Physical and mechanical characteristics of geopolymer concrete incorporating PET wastes as partial replacement of fine aggregate

Abstract

This research aims to address the environmental and sustainability issues associated with traditional concrete using geopolymer concrete and PET waste as alternatives. The methodology involves performing physical tests on density and absorption, and mechanical tests on the modulus of elasticity, compression, splitting, flexure, energy absorption, and axial strain. Fine aggregates (sand) are partially replaced with 5; 10; 15; 20; and 30 % by equivalent weight percentages of PET waste particles while keeping all other proportions constant. Additionally, the ultrasonic pulse velocity is determined. Specimens were evaluated at 7 and 28 d to assess the impact of PET incorporation. Results indicate that adding PET particles alters the properties of the resulting concrete.

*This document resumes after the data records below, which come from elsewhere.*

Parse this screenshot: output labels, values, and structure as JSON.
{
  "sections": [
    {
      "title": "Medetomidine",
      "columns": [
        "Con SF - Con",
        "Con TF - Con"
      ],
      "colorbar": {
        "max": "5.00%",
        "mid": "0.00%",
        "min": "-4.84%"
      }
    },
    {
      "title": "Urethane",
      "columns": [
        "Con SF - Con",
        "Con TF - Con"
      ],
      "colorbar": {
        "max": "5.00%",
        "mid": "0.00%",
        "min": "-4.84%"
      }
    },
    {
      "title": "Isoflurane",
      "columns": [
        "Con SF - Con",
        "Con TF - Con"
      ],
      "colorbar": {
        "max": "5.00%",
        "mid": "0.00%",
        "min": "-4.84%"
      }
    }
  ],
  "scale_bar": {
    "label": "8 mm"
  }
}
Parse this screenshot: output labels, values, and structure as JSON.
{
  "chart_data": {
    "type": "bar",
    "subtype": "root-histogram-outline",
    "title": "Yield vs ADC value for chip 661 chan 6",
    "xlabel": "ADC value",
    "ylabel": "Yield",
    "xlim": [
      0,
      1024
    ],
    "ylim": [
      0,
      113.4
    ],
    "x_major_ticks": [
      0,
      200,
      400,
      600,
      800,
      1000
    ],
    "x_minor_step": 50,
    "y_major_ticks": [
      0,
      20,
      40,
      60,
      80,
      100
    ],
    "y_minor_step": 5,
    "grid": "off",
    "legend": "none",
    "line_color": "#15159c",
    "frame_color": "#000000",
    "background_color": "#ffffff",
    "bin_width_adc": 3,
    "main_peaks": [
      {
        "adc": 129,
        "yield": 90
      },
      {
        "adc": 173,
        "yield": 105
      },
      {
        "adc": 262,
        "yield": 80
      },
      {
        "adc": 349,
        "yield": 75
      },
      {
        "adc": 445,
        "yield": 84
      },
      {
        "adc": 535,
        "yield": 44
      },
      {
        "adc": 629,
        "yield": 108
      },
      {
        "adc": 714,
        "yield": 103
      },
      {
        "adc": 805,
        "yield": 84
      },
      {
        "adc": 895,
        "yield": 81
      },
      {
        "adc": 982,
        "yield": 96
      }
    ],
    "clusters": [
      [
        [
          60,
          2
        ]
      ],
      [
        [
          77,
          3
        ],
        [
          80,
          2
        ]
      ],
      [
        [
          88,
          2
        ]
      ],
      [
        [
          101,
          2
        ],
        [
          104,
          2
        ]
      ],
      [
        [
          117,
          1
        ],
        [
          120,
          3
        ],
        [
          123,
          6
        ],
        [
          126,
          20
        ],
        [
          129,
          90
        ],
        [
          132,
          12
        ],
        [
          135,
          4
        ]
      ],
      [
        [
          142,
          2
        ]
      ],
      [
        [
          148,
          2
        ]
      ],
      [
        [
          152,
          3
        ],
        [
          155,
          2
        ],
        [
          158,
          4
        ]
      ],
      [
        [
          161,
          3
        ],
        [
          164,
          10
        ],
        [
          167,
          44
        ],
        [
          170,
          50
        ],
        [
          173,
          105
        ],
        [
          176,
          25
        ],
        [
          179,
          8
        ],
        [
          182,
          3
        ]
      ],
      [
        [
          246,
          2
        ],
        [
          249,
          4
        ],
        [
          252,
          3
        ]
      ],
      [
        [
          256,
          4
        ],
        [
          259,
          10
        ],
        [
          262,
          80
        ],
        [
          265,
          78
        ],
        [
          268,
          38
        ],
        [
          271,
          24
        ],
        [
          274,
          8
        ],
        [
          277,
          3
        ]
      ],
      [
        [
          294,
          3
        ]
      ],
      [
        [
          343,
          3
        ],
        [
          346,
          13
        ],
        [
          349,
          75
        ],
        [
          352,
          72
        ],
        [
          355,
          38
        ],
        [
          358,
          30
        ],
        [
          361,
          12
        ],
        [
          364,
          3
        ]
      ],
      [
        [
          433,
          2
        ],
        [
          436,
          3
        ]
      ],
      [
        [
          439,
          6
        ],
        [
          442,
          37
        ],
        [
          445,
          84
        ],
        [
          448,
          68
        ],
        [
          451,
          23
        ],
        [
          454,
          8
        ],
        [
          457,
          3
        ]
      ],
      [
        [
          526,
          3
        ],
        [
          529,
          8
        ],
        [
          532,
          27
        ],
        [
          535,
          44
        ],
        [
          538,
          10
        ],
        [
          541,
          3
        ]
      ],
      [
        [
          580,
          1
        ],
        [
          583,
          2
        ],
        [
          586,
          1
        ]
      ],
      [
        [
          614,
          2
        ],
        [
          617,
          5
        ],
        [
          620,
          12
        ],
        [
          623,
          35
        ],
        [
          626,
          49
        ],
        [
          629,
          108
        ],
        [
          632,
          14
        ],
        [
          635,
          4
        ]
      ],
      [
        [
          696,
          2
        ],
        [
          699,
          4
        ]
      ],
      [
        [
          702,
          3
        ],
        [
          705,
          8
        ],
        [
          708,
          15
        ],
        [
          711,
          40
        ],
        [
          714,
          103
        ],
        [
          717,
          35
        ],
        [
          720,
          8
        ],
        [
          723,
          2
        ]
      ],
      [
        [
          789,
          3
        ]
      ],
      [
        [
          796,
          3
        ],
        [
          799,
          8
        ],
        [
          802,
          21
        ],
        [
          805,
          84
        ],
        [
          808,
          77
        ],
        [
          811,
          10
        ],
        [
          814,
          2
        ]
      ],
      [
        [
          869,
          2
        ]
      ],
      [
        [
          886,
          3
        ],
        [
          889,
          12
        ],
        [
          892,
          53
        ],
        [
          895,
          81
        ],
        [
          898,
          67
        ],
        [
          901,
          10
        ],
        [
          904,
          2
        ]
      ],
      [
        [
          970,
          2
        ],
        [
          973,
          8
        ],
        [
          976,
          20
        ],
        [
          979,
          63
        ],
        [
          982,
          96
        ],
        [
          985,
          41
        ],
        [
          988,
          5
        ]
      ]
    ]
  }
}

The physical properties (density and ultrasound velocity) decrease as the PET ratios increase, and the absorption rate increases. In terms of strength, results show that the specimens containing partial substitution ratios ranging within 5-15 % present 3,49-9,09 %; 2,20-10,09 %; and 8,45-10,26 % increments in tensile, compressive, and flexural strengths, respectively, compared with the reference specimens. The results also indicate a rise in the energy absorption and axial strain of the specimens with replacement percentages ranging from 5-30 %, and the modulus of elasticity decreases as the PET content increases. The strength parameters decrease when the PET content exceeds 15 %. In conclusion, replacing 10 % of sand with PET particles in geopolymer concrete enhances strength-related properties. Specifically, the tensile, compressive, and flexural strengths of the specimens are enhanced by 20,27; 12,70; and 14,28 %, respectively, compared to the reference specimen.